Many people are confused because they don’t know if these proteins can make them fat? Well, the answer is No. In fact, they can help you if you are on a diet. The amino acids in protein may help keep your blood sugar levels stable. This is important because it keeps you feeling good all day and stops the food cravings that occur when your blood sugar level drops. In addition, if you are dieting, getting 17 grams of protein from a protein shake that has only 90 calories is better than getting your protein from a big meal which may have hundreds of calories.

The most common protein supplements, pros and cons

Protein Bars and Shakes

When these foods are supplemental to the diet, high energy protein bars and shakes can do a good job of adding body weight in the form of easy to consume, highly dense calories, especially for the person who wants to gain weight. If you want to loose weight and you consume these products as a substitute for a real meal, they have much less value.

Meal replacements are a poor, expensive substitute for real foods, because they don’t contain the natural, beneficial substances present in real food. However, the fact is that they are really a convenient source of energy. If youare about to choose between a typical fast food meal or a meal replacement shake, you are probably better off choosing the meal replacement!

Meal replacement powders

The first thing you need to have in a protein powder is great taste. What is the purpose of these male replacement powders? Well, the purpose of meal replacement powders is to eliminate the time-consuming and inconvenient preparing of a full-fledged meal. It's important that your meal replacement offers a proper balance of calories from protein, carbohydrates, dietary fiber, and all the essential vitamins and minerals your body requires.

Essentially, protein powder supplements provide a quick fix of high quality protein without the fat and carbohydrates, which is perfect for post-workout recuperation or for a quick snack before going to bed.
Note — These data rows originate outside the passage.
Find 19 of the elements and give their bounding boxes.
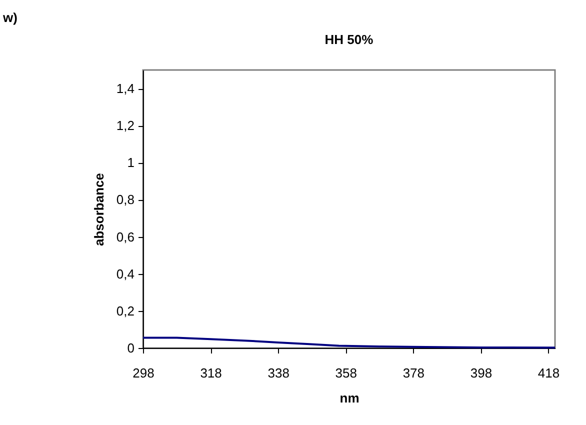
- text: w): [2, 10, 18, 25]
- x-tick-label: 378: [402, 366, 425, 380]
- x-tick-label: 318: [200, 366, 222, 380]
- x-tick-label: 398: [470, 366, 492, 380]
- x-tick-label: 298: [132, 366, 154, 380]
- x-tick-label: 418: [538, 366, 560, 380]
- x-tick-label: 358: [335, 366, 357, 380]
- y-tick-label: 0,8: [116, 192, 134, 208]
- y-axis-title: absorbance: [91, 173, 106, 246]
- x-axis-title: nm: [340, 390, 360, 406]
- y-tick-label: 0,4: [116, 266, 134, 282]
- y-tick-label: 1: [127, 155, 134, 170]
- x-tick-label: 338: [268, 366, 290, 380]
- chart-title: HH 50%: [324, 32, 374, 47]
- y-tick-label: 0,6: [116, 229, 134, 244]
- y-tick-label: 0: [127, 340, 134, 356]
- y-tick-label: 0,2: [116, 303, 134, 318]
- y-tick-label: 1,4: [116, 81, 134, 96]
- y-tick-label: 1,2: [116, 118, 134, 134]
Ultra Met Champion Nutrition is definitely the most common and a very delicious new dietary supplement. This powder is loaded with high quality protein and the essential nutrients that scientifically replace a traditional meal, with only a few seconds of preparation. Meal replacement powders are the perfect solution for busy men who don't always have access to a kitchen. Fueling up on meal replacements can also help minimize your intake of greasy fast foods.

Amino Acids as growth-hormone-releasers

Arginine, ornithine and lysine are amino acids, which are promoted as 'growth hormone releasers'. Experts suggest that these amino acids will increase muscle growth while stimulating breakdown of body fat. The proven fact is that these amino acids Arginine, ornithine and lysine are known to increase levels of human growth hormone when injected into the bloodstream at high doses. It is still not proven whether they have the same effect when they are consumed as food.